①投球の幅が圧倒的に広がる。打者の苦手なほうで投げることができるし、投手としての持ち味を活かすことができる

両投げを使いこなすことができれば、↓こういう状況にうまく対処することができます。

・「右のサイドスロー・アンダースロ―は左打者に弱いことが多い」

・「左のサイドスロー・アンダースロ―は左打者にめっぽう強い」

・「相手の打者が、左投手・右投手のどちらかを極端に苦手にしている場合がある」

 

たとえば、投球練習は右と左の両方でしておいて、

相手が左打者だったら左のサイド・アンダースロー、相手が右打者なら右のサイド・アンダースロ―で投げてやる・・・ということも可能です。

 

有名な話ですが、元日本ハムのソレイタ選手(左打者)は、「左キラー」として名高い元西武の永射保投手(左投げ)を苦手にしていました。永射投手が出てくると、あのいかついソレイタが涙目になっていたとか。あるいは、元大洋・ロッテの平岡一郎投手(左投げ)なども「王キラー」と評されていました。

現在左キラーとして有名なのは、日本ハムの宮西投手や巨人・森福投手でしょうか。

 

両投げを使いこなすことができれば、「左打者のときには左キラー、右打者のときには相手の苦手なほうを選ぶ」という芸当も可能になります。

 

②ケガ対策にもなる:残機が「2」に増える

単純な話、両投げを習得すれば、肩や肘のストックが「2」に増えます。

もちろん故障しない投げ方を習得するに越したことはないのですが、どれだけ良い投げ方をしていても肩肘にはなかなかの負荷がかかることがわかっていますから、少しでもケガのリスクは減らしておきたい。

 

左右両投げであれば、極端な話、たとえ右肘が使い物にならなくなっても左腕がまだ残っています。

両腕が逝ってしまえばそれまでですが、それでも「残機が1」の人よりは「残機が2」の人のほうが選手生活を長く続けることができます。
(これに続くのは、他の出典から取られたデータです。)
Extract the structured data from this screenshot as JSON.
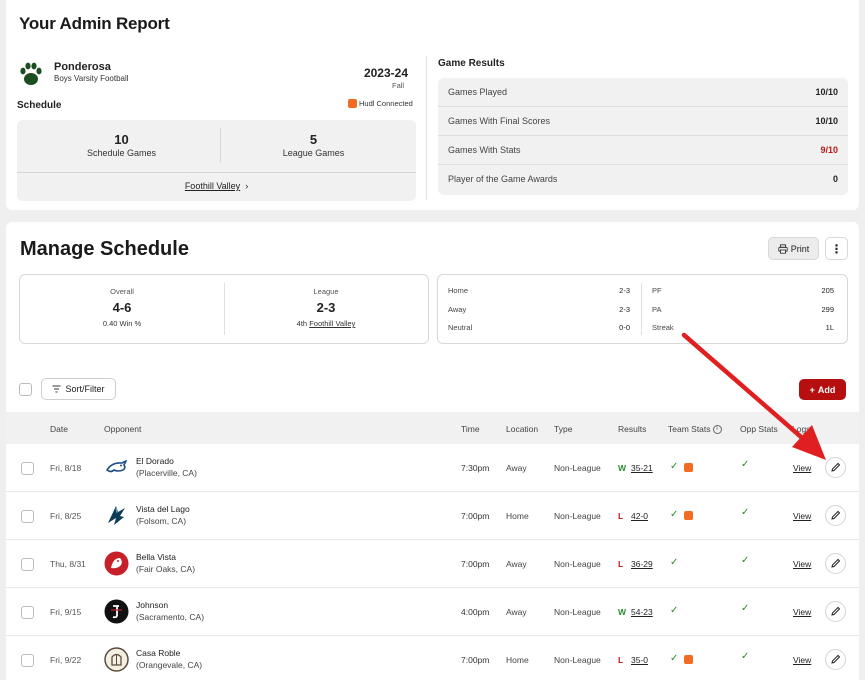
{
  "admin_report": {
    "title": "Your Admin Report",
    "school": {
      "name": "Ponderosa",
      "team": "Boys Varsity Football"
    },
    "season": {
      "year": "2023-24",
      "term": "Fall"
    },
    "schedule_label": "Schedule",
    "hudl_badge": "Hudl Connected",
    "schedule_stats": [
      {
        "value": "10",
        "label": "Schedule Games"
      },
      {
        "value": "5",
        "label": "League Games"
      }
    ],
    "conference_link": "Foothill Valley",
    "game_results": {
      "title": "Game Results",
      "rows": [
        {
          "label": "Games Played",
          "value": "10/10"
        },
        {
          "label": "Games With Final Scores",
          "value": "10/10"
        },
        {
          "label": "Games With Stats",
          "value": "9/10"
        },
        {
          "label": "Player of the Game Awards",
          "value": "0"
        }
      ]
    }
  },
  "manage_schedule": {
    "title": "Manage Schedule",
    "print_label": "Print",
    "record": {
      "overall": {
        "caption": "Overall",
        "value": "4-6",
        "detail": "0.40 Win %"
      },
      "league": {
        "caption": "League",
        "value": "2-3",
        "rank": "4th",
        "conference": "Foothill Valley"
      }
    },
    "splits_left": [
      {
        "label": "Home",
        "value": "2-3"
      },
      {
        "label": "Away",
        "value": "2-3"
      },
      {
        "label": "Neutral",
        "value": "0-0"
      }
    ],
    "splits_right": [
      {
        "label": "PF",
        "value": "205"
      },
      {
        "label": "PA",
        "value": "299"
      },
      {
        "label": "Streak",
        "value": "1L"
      }
    ],
    "sort_filter_label": "Sort/Filter",
    "add_label": "Add",
    "columns": {
      "date": "Date",
      "opponent": "Opponent",
      "time": "Time",
      "location": "Location",
      "type": "Type",
      "results": "Results",
      "team_stats": "Team Stats",
      "opp_stats": "Opp Stats",
      "logs": "Logs"
    },
    "games": [
      {
        "date": "Fri, 8/18",
        "opponent": "El Dorado",
        "city": "(Placerville, CA)",
        "time": "7:30pm",
        "location": "Away",
        "type": "Non-League",
        "outcome": "W",
        "score": "35-21",
        "view": "View",
        "logo_color": "#1f4e8c"
      },
      {
        "date": "Fri, 8/25",
        "opponent": "Vista del Lago",
        "city": "(Folsom, CA)",
        "time": "7:00pm",
        "location": "Home",
        "type": "Non-League",
        "outcome": "L",
        "score": "42-0",
        "view": "View",
        "logo_color": "#0d3b57"
      },
      {
        "date": "Thu, 8/31",
        "opponent": "Bella Vista",
        "city": "(Fair Oaks, CA)",
        "time": "7:00pm",
        "location": "Away",
        "type": "Non-League",
        "outcome": "L",
        "score": "36-29",
        "view": "View",
        "logo_color": "#c8202a"
      },
      {
        "date": "Fri, 9/15",
        "opponent": "Johnson",
        "city": "(Sacramento, CA)",
        "time": "4:00pm",
        "location": "Away",
        "type": "Non-League",
        "outcome": "W",
        "score": "54-23",
        "view": "View",
        "logo_color": "#111111"
      },
      {
        "date": "Fri, 9/22",
        "opponent": "Casa Roble",
        "city": "(Orangevale, CA)",
        "time": "7:00pm",
        "location": "Home",
        "type": "Non-League",
        "outcome": "L",
        "score": "35-0",
        "view": "View",
        "logo_color": "#5a4a3a"
      }
    ]
  },
  "colors": {
    "brand_red": "#b5100f",
    "win_green": "#2a8a2a",
    "loss_red": "#b81b1b",
    "hudl_orange": "#f26b22",
    "annotation_arrow": "#e02020"
  }
}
「これが壊れたら一発でアウト」よりは「こっちが壊れても、もう片方ある」のほうがメンタル的にも安定するだろうと思います。

 

③左右のバランスが良くなる

そもそも、ダルビッシュ投手が左投げを始めたのは、「左と右のバランスを整えるため」だと聞いたことがあります。

また、『砂の栄冠』でも、七嶋投手が左投げに挑戦したのはもともとチームとして「利き手側にグラブをはめて守備をする」という練習を行っていたからです。

 

ためしに、普段とは反対の腕で投げようとしてみると、「自分の左半身ってこんなに不器用だったのか・・・」と愕然とすると思います。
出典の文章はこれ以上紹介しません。